Are your marketing channels being properly managed, or are you blind to potential disaster? Read on to see how you can tell the difference.
Marketing channel management (MCM) is a lot like juggling. You have to keep multiple things in motion, it takes years of practice to get right, and the only time people are paying attention is when you’ve dropped it all.
But that’s where the similarities end.
Are you ready for the biggest difference?
Companies can have thriving or suffering MCM campaigns, but without careful monitoring it’s impossible to determine how yours is doing, and why.
3 simple steps to fixing your MCM
How can you make sure your marketing channel management is actually working? Simple: follow these three main steps.
1. Make sure what you’re measuring is related to your goals
This might seem pretty simple, but according to a 2018 Gartner survey, this is something many companies struggle with.
Just look at this chart showing the objectives of different multichannel marketers:
Far and away, the most important goal for a multichannel marketer is improving lead quality.
However, that same survey found that the most common metric for a successful multichannel marketing campaign is customer satisfaction: 19.6% of respondents cited it as the most important key performance indicator (KPI), more than double the respondents who ranked lead quality first.

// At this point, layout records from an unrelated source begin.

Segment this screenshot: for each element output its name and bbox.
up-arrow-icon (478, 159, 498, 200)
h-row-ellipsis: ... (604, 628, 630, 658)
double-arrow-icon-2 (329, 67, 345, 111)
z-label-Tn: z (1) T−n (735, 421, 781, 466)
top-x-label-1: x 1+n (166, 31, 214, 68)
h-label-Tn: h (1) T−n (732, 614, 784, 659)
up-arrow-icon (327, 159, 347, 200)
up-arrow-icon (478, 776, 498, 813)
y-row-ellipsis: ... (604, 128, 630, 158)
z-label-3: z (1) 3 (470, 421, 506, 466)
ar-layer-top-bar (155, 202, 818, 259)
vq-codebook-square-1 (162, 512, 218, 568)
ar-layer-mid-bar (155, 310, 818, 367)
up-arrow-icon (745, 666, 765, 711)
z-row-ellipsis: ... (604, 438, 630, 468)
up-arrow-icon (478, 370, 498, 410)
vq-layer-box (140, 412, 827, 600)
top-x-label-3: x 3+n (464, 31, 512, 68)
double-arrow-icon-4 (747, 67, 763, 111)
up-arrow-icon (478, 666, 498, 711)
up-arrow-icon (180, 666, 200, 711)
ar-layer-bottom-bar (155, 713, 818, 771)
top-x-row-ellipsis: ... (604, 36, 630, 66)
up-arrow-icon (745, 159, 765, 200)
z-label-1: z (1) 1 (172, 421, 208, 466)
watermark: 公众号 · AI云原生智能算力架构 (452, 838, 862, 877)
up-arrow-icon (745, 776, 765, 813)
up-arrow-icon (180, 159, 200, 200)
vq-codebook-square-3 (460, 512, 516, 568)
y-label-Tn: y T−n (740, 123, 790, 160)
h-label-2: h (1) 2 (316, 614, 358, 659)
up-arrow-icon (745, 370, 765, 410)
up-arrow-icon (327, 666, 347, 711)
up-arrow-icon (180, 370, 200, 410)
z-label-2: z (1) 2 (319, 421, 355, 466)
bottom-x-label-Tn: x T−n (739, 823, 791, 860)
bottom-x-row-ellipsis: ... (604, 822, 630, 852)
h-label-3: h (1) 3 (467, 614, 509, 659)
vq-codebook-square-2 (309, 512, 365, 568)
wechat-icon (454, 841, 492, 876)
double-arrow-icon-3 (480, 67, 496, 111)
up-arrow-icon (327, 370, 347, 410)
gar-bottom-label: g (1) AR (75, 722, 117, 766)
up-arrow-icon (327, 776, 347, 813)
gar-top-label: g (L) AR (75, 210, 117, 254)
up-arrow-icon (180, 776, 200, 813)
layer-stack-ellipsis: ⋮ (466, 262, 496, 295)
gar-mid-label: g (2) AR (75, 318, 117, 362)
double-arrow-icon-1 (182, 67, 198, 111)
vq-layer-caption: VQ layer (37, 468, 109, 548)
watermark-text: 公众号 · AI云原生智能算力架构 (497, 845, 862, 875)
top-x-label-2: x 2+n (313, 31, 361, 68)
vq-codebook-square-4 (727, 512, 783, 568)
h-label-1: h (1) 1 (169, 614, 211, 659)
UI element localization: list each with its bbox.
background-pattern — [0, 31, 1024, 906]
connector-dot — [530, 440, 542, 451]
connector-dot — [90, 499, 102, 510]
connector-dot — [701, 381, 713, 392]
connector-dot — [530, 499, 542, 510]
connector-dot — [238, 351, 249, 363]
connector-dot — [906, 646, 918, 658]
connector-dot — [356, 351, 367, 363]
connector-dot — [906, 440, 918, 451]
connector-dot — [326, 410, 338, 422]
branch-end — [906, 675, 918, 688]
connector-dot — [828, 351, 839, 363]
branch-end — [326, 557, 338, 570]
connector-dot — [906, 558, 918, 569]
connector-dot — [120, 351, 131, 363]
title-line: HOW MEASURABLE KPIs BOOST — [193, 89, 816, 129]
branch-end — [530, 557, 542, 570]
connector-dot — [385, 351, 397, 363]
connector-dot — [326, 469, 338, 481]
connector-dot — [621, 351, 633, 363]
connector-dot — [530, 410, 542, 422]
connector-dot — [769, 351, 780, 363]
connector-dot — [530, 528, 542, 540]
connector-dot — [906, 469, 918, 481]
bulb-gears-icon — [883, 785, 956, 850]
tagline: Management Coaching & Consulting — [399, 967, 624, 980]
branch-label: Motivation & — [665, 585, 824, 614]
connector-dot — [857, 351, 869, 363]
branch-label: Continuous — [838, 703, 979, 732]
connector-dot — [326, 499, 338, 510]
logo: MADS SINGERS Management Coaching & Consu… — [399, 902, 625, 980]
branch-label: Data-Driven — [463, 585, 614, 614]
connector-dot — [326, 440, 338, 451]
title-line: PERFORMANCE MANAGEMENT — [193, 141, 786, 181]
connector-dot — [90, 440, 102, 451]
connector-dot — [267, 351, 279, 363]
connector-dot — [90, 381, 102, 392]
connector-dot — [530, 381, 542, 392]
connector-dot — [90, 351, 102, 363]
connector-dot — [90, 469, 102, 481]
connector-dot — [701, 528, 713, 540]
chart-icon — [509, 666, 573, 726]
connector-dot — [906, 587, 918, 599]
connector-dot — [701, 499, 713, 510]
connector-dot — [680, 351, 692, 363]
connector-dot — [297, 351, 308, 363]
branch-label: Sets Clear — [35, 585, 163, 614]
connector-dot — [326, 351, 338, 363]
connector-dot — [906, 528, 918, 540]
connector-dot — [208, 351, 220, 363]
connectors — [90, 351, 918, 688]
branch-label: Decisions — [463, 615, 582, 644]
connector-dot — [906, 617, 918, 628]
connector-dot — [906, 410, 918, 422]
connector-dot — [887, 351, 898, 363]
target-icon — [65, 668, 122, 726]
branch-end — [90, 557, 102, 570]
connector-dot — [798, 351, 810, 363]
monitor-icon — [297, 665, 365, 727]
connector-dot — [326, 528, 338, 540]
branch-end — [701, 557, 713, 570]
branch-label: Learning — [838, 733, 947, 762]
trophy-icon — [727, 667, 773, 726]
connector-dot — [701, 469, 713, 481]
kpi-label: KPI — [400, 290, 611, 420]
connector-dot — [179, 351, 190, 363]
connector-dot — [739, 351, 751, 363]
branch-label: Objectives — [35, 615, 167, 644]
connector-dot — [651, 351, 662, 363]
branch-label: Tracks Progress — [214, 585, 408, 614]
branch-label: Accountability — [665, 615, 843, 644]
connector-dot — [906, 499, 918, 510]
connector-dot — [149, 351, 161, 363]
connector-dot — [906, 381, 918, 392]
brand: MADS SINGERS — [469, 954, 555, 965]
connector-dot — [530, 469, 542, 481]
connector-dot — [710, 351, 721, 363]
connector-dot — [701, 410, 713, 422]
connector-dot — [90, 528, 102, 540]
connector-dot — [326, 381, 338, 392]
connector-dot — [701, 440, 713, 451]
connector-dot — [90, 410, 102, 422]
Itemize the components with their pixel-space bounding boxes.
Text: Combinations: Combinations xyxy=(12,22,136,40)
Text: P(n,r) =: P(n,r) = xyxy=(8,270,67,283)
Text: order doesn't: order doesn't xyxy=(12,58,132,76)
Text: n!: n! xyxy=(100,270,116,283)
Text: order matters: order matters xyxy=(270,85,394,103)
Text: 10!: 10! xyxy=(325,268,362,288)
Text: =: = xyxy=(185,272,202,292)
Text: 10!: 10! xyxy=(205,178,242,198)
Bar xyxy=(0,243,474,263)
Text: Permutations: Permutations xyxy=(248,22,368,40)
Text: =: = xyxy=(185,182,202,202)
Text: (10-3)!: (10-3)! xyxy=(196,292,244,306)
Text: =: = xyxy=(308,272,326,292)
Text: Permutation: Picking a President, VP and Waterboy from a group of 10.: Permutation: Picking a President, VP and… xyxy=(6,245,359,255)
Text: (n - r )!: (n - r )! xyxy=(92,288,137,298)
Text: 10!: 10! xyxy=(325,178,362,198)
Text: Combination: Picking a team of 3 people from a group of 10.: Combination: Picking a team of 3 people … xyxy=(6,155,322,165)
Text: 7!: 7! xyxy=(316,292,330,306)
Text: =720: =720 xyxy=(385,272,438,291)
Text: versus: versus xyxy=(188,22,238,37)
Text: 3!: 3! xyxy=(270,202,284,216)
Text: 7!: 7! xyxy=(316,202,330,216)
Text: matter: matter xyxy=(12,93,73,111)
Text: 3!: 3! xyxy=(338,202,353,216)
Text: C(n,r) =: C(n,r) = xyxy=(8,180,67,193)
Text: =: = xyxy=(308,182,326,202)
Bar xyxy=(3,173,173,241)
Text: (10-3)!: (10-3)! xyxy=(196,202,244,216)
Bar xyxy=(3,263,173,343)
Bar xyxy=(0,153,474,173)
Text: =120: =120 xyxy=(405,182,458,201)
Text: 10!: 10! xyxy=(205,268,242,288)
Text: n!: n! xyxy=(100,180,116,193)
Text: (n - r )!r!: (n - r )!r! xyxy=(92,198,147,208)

If your goal is to improve your lead quality but you’re measuring your success based on customer satisfaction, how are you going to be able to tell if you’re meeting that goal?
Short answer: You aren’t.
Our recommendation: Look at all of the multichannel marketing campaigns you’ve run in the past and how you measured their success. Now look at all of your company’s goals for this year, and see what measurements overlap with those goals.
Stop measuring everything else and focus on the measurements that track the success of your company’s goals. And if you aren’t measuring something that you need to determine the success of your goals? Well, you know what to do.
2. Focus on your customers and use their data appropriately
There’s a reason all of those surveyed businesses use customer satisfaction as a metric for success. It yields actual results.
In that same survey, Gartner found that 26% of companies that focused on their customers saw a significant improvement in conversion rate by channel and 27% saw a significant improvement in the average value for each order between 2017 and 2018.
The easiest way to improve customer satisfaction is by knowing as much as you can about them; i.e., understanding your available customer data. But how exactly do you do properly manage all of that?
By following two simple rules:
- Invest heavily in customer data management.
- Focus your investments on both data management and personalization software.
Our recommendation: Invest in multiple tools for both data management and personalization; 50% of your competitors have two or more tools for each of the following subcategories:
- Data management
- Data collection
- Customer profile unification
- Rules-based segmentation
- Prediction and decisioning
These investments will render your multichannel marketing more effective, while also improving your customers’ experience by valuing their time and creating more cohesive and comprehensive personalization efforts.
3. You don’t need to be involved in everything; focus on bigger impact moments throughout the funnel
Not all marketing moments are created equal. Some moments are significantly more important, and some channels carry more weight.
Social media is great for building awareness, and chatbots are a great tool for the first time a lead visits your website.
But how can you pick which channels to focus on and when? Each one costs money, and now that you know you need to invest in software, how can your business afford everything?
Our recommendation: Cut back on the number of marketing channels you’re using. Some of them don’t merit your time, content, and resources for the amount of impact they have.
The average number of channels companies use? Seven. Any more than that is too much. Focus on your best-performing channels for each funnel stage to free up time and resources for software investments and bigger-impact channels.
This will also make room to focus on making a stronger case for real-time engagement, which can help set you apart from your competition.
More tips for your marketing channel management efforts
These first steps will set you on the road to improving your marketing channel management strategy. Building a successful MCM takes time and effort, but doing so is the only way your business will survive.
No pressure, though! We’ve got plenty more resources to help you along the way:
Gartner’s Multichannel Marketing Survey explored how companies use insights-driven approaches to deliver relevant, personalized conversations, as well as how they leverage technology, techniques and timing to make customer data actionable, attributable and privacy-compliant in the context of broader business goals.
The survey was conducted online by an external partner, between November 2018 and January 2019 among 381 respondents, which included US (n=218, 58%), Canada (n=66, 17%) and the UK (n=97, 26%); Respondents were required to have involvement in decisions pertaining to their company’s multichannel management strategy and execution. Respondents also were required to direct responsibility over at least 3 digital channels. Seventy-nine percent of the respondents came from organizations with $1 billion or more in annual revenue. The respondents came from a variety of industries: financial services (82 respondents), high tech (88 respondents), manufacturing (44 respondents), consumer products (32 respondents), media (13 respondents), retail (61 respondents), healthcare providers (31 respondents) and travel and hospitality (30 respondents).
The survey was developed collaboratively by a team of Gartner analysts who follow Marketing and was reviewed, tested and administered by Gartner’s Research Data Analytics team.
Disclaimer: Results of this study do not represent global findings or the market as a whole but are a simple average of results for the targeted countries, industries and company size segments covered in this survey.